Phylomatic

Automated phylogenetic inference from Sanger sequencing data.

Drop in raw .ab1 chromatograms. Get back a publication-ready phylogenetic tree.

Why Phylomatic?

If you've done 16S identification from Sanger reads, you know what the process looks like: open your .ab1 files in FinchTV, trim the low-quality ends by hand, copy the sequence into BLAST, wait, grab the accession numbers, fetch references from Entrez one by one, paste everything into Clustal Omega, wait again, download the alignment, load it into MEGA, build a tree, export it, annotate it.

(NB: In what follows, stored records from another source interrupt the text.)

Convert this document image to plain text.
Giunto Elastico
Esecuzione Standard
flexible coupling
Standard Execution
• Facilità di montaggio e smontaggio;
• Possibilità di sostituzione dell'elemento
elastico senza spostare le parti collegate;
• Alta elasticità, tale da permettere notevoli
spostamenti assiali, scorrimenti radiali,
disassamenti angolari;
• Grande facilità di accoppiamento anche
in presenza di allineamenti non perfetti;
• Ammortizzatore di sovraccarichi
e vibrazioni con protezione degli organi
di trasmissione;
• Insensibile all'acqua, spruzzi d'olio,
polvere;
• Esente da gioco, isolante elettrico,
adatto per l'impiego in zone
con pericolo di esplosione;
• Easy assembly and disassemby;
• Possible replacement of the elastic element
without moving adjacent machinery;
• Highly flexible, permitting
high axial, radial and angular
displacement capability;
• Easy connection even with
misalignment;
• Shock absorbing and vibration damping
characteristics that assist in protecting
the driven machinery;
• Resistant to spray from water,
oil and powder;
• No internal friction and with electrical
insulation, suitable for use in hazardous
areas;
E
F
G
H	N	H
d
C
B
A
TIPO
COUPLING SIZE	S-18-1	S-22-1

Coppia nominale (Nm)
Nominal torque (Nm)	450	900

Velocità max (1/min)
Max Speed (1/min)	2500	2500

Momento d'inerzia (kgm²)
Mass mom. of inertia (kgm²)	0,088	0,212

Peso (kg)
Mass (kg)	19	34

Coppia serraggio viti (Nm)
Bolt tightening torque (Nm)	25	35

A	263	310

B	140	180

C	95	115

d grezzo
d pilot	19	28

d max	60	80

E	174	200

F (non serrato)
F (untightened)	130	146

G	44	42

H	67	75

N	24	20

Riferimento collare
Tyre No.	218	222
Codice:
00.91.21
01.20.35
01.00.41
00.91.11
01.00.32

For one sample that's just tedious. For twenty samples it eats an entire afternoon. For a class where every student needs to do it, it's a guaranteed stream of "my BLAST timed out" and "MEGA won't open the file" emails.

Phylomatic runs the whole thing in a single click.

Phylomatic results view showing phylogenetic tree, top match, and export options

Consensus sequence viewer and BLAST hits table

The pipeline

.ab1 reads ──> Consensus ──> BLASTn ──> References ──> MSA ──> NJ Tree ──> SVG
  (2 files)      FASTA        NCBI       Entrez       Clustal   BioPython   Annotated

Assembly -- reads forward and reverse .ab1 chromatograms, quality-trims both ends at PHRED < 20, reverse-complements the reverse read, and builds a consensus by picking the higher-quality base at each position.
BLAST -- submits the consensus to NCBI BLASTn. Supports multiple databases: 16S ribosomal RNA (filtered for proper species-level hits), the full nucleotide collection, RefSeq RNA, or ITS for fungal work. Returns the top 15 hits with identity, coverage, and E-values.
Reference fetch -- pulls FASTA sequences for the top hits via NCBI Entrez E-utilities. Uncultured and environmental sequences are filtered out automatically so the tree shows real species names.
Alignment -- submits the consensus plus references to the EBI Clustal Omega REST API for multiple sequence alignment.
Tree construction -- builds a Neighbor-Joining tree from the alignment distance matrix using BioPython. Labels use genus + species names extracted from BLAST hit descriptions.
Visualization -- renders the tree as an annotated SVG with the query sequence highlighted. Zoomable and pannable in the browser. Exportable as SVG, PNG (2x), or Newick.

Quick start

git clone https://github.com/iliasmahboub/Phylomatic.git
cd Phylomatic

pip install -r backend/requirements.txt
cd frontend && npm install && cd ..

npm run dev

Open http://localhost:5173, drop your .ab1 files, and click Run pipeline. The app asks for your email at runtime (NCBI requires one for API access, no signup needed). The whole process takes 2-5 minutes depending on NCBI and EBI response times.

Architecture

┌─────────────────────────────────────────────────────────┐
│  Frontend (React 18 + TypeScript + Vite + Tailwind)     │
│  :5173                                                  │
│  ┌──────────┐ ┌──────────────┐ ┌───────────────┐       │
│  │ DropZone │ │ PipelineTrack│ │ PhyloTree     │       │
│  │          │ │              │ │ (zoom/pan SVG)│       │
│  └──────────┘ └──────────────┘ └───────────────┘       │
│  ┌──────────────┐ ┌───────────┐ ┌──────────────┐       │
│  │ BlastResults  │ │ SeqViewer │ │ ExportPanel  │       │
│  └──────────────┘ └───────────┘ └──────────────┘       │
└────────────────────────┬────────────────────────────────┘
                         │ REST + WebSocket
┌────────────────────────┴────────────────────────────────┐
│  Backend (FastAPI + BioPython + asyncio)                 │
│  :8000                                                  │
│  ┌──────────┐ ┌──────────┐ ┌──────────┐ ┌──────────┐   │
│  │ assembly │→│  blast   │→│  entrez  │→│alignment │   │
│  └──────────┘ └──────────┘ └──────────┘ └──────────┘   │
│  ┌──────────┐ ┌──────────┐                              │
│  │   tree   │→│visualize │                              │
│  └──────────┘ └──────────┘                              │
└─────────────────────────────────────────────────────────┘
                         │
          ┌──────────────┼──────────────┐
          ▼              ▼              ▼
   NCBI BLASTn    NCBI Entrez    EBI Clustal Omega
   (URL API)      (E-utilities)  (REST API)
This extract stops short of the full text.